Carla Araújo, Gustavo Porto e Tânia Monteiro

07/06/2017

 

 

Prisão de ex-ministro aliado de presidente foi recebida como ‘parte do roteiro’ de setores judiciais contra Temer

A prisão do ex-ministro do Turismo Henrique Eduardo Alves (PMDB-RN) foi recebida no Palácio do Planalto como “parte do roteiro” de uma ação judicial orquestrada por setores da Polícia Federal, da Procuradoria- Geral da República e do Supremo Tribunal Federal contra o governo federal.

Segundo auxiliares do presidente Michel Temer, a prisão de um ex-integrante do governo (Alves foi ministro do peemedebista e de Dilma Rousseff) é mais um fator de desgaste. Interlocutores de Temer, logo após a Operação Manus ser deflagrada em Natal, reconheceram que a prisão de um aliado próximo do presidente gera efeitos negativos por ter ocorrido no mesmo dia da retomada do julgamento da chapa Dilma- Temer no Tribunal Superior Eleitoral (TSE).

De acordo com um auxiliar de Temer, mesmo que a operação não tenha como objetivo atingir e ampliar esse desgaste “é o que fica parecendo”.

A Operação Manus também decretou a prisão do deputado cassado e ex-presidente da Câmara Eduardo Cunha (PMDBRJ), outro ex-aliado do presidente Temer, que já está preso em Curitiba, por ordem do juiz federal Sérgio Moro. Alves, que também já foi presidente da Câmara dos Deputados, deixou a gestão Temer ao ser envolvido na Operação Lava Jato e na ocasião disse que saía da Esplanada para “não causar constrangimento” ao governo.

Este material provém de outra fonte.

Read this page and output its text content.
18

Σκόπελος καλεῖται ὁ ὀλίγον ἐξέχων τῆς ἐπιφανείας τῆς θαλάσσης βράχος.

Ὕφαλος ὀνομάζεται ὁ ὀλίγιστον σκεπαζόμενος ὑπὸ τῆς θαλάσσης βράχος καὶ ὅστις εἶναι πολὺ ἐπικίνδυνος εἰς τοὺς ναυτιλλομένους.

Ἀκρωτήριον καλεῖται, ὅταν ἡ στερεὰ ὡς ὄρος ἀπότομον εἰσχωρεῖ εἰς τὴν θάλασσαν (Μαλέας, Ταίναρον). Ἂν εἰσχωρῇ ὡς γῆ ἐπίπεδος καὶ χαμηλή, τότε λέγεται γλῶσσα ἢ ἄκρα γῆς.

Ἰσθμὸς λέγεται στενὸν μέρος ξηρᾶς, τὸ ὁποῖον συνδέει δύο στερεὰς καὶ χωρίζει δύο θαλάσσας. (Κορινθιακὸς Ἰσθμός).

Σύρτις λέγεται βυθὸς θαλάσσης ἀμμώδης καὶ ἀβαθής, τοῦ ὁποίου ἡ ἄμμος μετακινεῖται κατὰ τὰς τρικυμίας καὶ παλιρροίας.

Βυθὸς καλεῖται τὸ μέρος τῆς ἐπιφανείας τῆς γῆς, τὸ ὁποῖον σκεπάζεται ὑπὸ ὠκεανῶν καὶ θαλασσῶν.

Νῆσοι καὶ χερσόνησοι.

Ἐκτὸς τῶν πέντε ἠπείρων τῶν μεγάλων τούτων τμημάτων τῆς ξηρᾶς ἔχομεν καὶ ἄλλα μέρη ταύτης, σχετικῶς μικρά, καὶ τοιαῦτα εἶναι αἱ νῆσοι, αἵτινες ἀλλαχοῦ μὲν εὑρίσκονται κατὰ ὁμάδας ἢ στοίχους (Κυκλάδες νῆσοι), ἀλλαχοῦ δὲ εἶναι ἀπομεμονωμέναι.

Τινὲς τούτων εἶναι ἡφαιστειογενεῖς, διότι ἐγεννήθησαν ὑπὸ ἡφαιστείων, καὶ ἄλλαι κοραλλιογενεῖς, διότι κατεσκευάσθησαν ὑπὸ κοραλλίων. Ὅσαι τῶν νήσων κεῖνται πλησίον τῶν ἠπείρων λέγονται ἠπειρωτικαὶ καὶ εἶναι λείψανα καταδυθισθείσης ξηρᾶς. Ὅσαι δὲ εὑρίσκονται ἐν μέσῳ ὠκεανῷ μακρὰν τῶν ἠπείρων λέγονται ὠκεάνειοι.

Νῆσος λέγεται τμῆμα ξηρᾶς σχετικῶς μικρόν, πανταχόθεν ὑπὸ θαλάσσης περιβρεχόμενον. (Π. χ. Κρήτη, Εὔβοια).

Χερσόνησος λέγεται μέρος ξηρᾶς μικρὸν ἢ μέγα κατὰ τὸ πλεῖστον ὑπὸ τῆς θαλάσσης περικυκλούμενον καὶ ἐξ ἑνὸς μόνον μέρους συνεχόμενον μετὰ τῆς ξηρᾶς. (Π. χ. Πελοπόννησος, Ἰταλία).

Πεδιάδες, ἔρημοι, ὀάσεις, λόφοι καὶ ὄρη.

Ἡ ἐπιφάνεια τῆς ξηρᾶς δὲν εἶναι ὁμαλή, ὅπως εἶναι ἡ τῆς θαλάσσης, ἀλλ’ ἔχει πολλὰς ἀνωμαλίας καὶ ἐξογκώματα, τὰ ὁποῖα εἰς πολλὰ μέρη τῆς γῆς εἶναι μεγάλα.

Excessos. Ontem, o presidente da Câmara dos Deputados, Rodrigo Maia (DEM-RJ), ao comentar a prisão de Alves, disse que há no Brasil excesso de prisões preventivas. “(A prisão é) triste. Acho que o Brasil tem vivido um momento difícil. Acho que tem tido excesso de prisões preventivas”, afirmou o presidente da Câmara.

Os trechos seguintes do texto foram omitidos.